Friday, August 17, 2007

Ooops

She was wearing a Mayan dress, the traditional attire of indigenous people in central America, and the hotel's response was also traditional: throw her out.

Staff at Cancun's five-star Hotel Coral Beach appear to have assumed this was another street vendor or beggar, so without asking questions they ordered her to leave.

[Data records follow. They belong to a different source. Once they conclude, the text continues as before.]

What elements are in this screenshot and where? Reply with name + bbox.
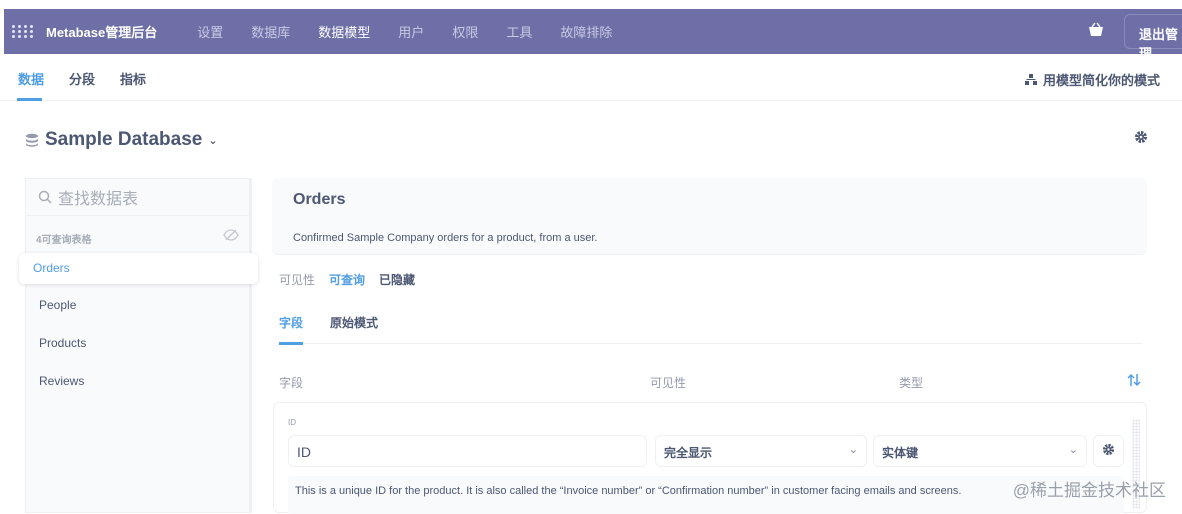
field-original-name: ID — [288, 418, 296, 427]
nav-people[interactable]: 用户 — [398, 22, 424, 41]
database-name: Sample Database — [45, 129, 203, 150]
sub-navigation: 数据 分段 指标 用模型简化你的模式 — [0, 54, 1182, 101]
watermark: @稀土掘金技术社区 — [1012, 481, 1166, 500]
search-placeholder: 查找数据表 — [58, 191, 139, 208]
table-description-input[interactable]: Confirmed Sample Company orders for a pr… — [293, 232, 597, 244]
nav-permissions[interactable]: 权限 — [452, 22, 478, 41]
table-item-orders[interactable]: Orders — [19, 253, 258, 284]
gear-icon[interactable] — [1134, 130, 1148, 144]
simplify-label: 用模型简化你的模式 — [1042, 73, 1160, 88]
table-item-people[interactable]: People — [39, 298, 76, 312]
table-item-products[interactable]: Products — [39, 336, 86, 350]
exit-admin-button[interactable]: 退出管理 — [1124, 14, 1182, 61]
field-description-input[interactable]: This is a unique ID for the product. It … — [288, 476, 1124, 514]
queryable-table-count: 4可查询表格 — [36, 235, 92, 246]
nav-settings[interactable]: 设置 — [197, 22, 223, 41]
chevron-down-icon: ⌄ — [208, 134, 218, 147]
nav-troubleshooting[interactable]: 故障排除 — [560, 22, 612, 41]
search-icon — [38, 190, 52, 204]
visibility-label: 可见性 — [279, 273, 316, 287]
tab-metrics[interactable]: 指标 — [120, 69, 146, 88]
database-selector[interactable]: Sample Database ⌄ — [25, 129, 218, 151]
tab-segments[interactable]: 分段 — [69, 69, 95, 88]
active-tab-underline — [17, 98, 42, 101]
nav-tools[interactable]: 工具 — [506, 22, 532, 41]
nav-databases[interactable]: 数据库 — [251, 22, 290, 41]
field-visibility-select[interactable]: 完全显示 ⌄ — [655, 435, 867, 467]
table-search-input[interactable]: 查找数据表 — [26, 179, 249, 216]
model-icon — [1024, 73, 1037, 85]
field-settings-button[interactable] — [1093, 435, 1124, 467]
gear-icon — [1102, 443, 1115, 456]
eye-crossed-icon[interactable] — [223, 229, 239, 241]
column-header-visibility: 可见性 — [650, 376, 687, 390]
tab-original-schema[interactable]: 原始模式 — [330, 314, 378, 331]
store-basket-icon[interactable] — [1088, 21, 1104, 37]
brand-title: Metabase管理后台 — [46, 25, 158, 40]
database-icon — [26, 133, 38, 147]
field-visibility-value: 完全显示 — [664, 446, 713, 460]
field-display-name-input[interactable]: ID — [288, 435, 647, 467]
field-type-value: 实体键 — [882, 446, 919, 460]
column-header-type: 类型 — [899, 376, 924, 390]
table-item-reviews[interactable]: Reviews — [39, 374, 84, 388]
table-name-input[interactable]: Orders — [293, 191, 345, 209]
field-tabs: 字段 原始模式 — [279, 314, 378, 331]
nav-data-model[interactable]: 数据模型 — [318, 22, 370, 41]
metabase-logo-icon[interactable] — [12, 21, 34, 43]
table-header: Orders Confirmed Sample Company orders f… — [272, 178, 1147, 255]
active-field-tab-underline — [279, 342, 303, 345]
tab-fields[interactable]: 字段 — [279, 314, 303, 331]
admin-nav: 设置 数据库 数据模型 用户 权限 工具 故障排除 — [197, 22, 640, 41]
field-type-select[interactable]: 实体键 ⌄ — [873, 435, 1087, 467]
chevron-down-icon: ⌄ — [848, 444, 858, 456]
visibility-hidden[interactable]: 已隐藏 — [379, 271, 415, 288]
simplify-with-models-link[interactable]: 用模型简化你的模式 — [1024, 70, 1160, 89]
column-header-field: 字段 — [279, 376, 304, 390]
visibility-selector: 可见性 可查询 已隐藏 — [279, 271, 415, 288]
visibility-queryable[interactable]: 可查询 — [329, 271, 365, 288]
table-list-sidebar: 查找数据表 4可查询表格 Orders People Products Revi… — [19, 178, 258, 513]
sort-icon[interactable] — [1127, 373, 1141, 387]
tab-data[interactable]: 数据 — [18, 69, 44, 88]
top-navbar: Metabase管理后台 设置 数据库 数据模型 用户 权限 工具 故障排除 退… — [4, 9, 1182, 61]
tabs-divider — [279, 343, 1142, 344]
chevron-down-icon: ⌄ — [1068, 444, 1078, 456]
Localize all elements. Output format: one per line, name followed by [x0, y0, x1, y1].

Except the woman was Rigoberta Menchú, the Nobel peace prizewinner, Unesco goodwill ambassador, Guatemalan presidential candidate and figurehead for indigenous rights.

[...]

The human rights activist was in the Mexican coastal resort at the request of President Felipe Calderón to participate in a conference on drinking water and sanitation and was due to give interviews at the hotel.

[...]

Commentators noted the irony of upmarket resorts discriminating against real Maya while trying to attract tourists with fake Mayan architecture and spectacles.

  UK Guardian

Andrew Bolt at Australia's Herald Sun will say she set them up.

I saw this in resorts in Mexico, and I'd suggest that they didn't necessarily think she was a beggar or street vendor. They just knew she wasn't a wealthy light-skinned patron. Whatever else she was didn't matter. The light-skinned vacationers, Mexican and foreign both, don't want the peasant class to mar the scenery. It's typical resort treatment of the "natives."

President Calderón might want to think about trying to change that. But I doubt it.


....but hey, do what you want....you will anyway.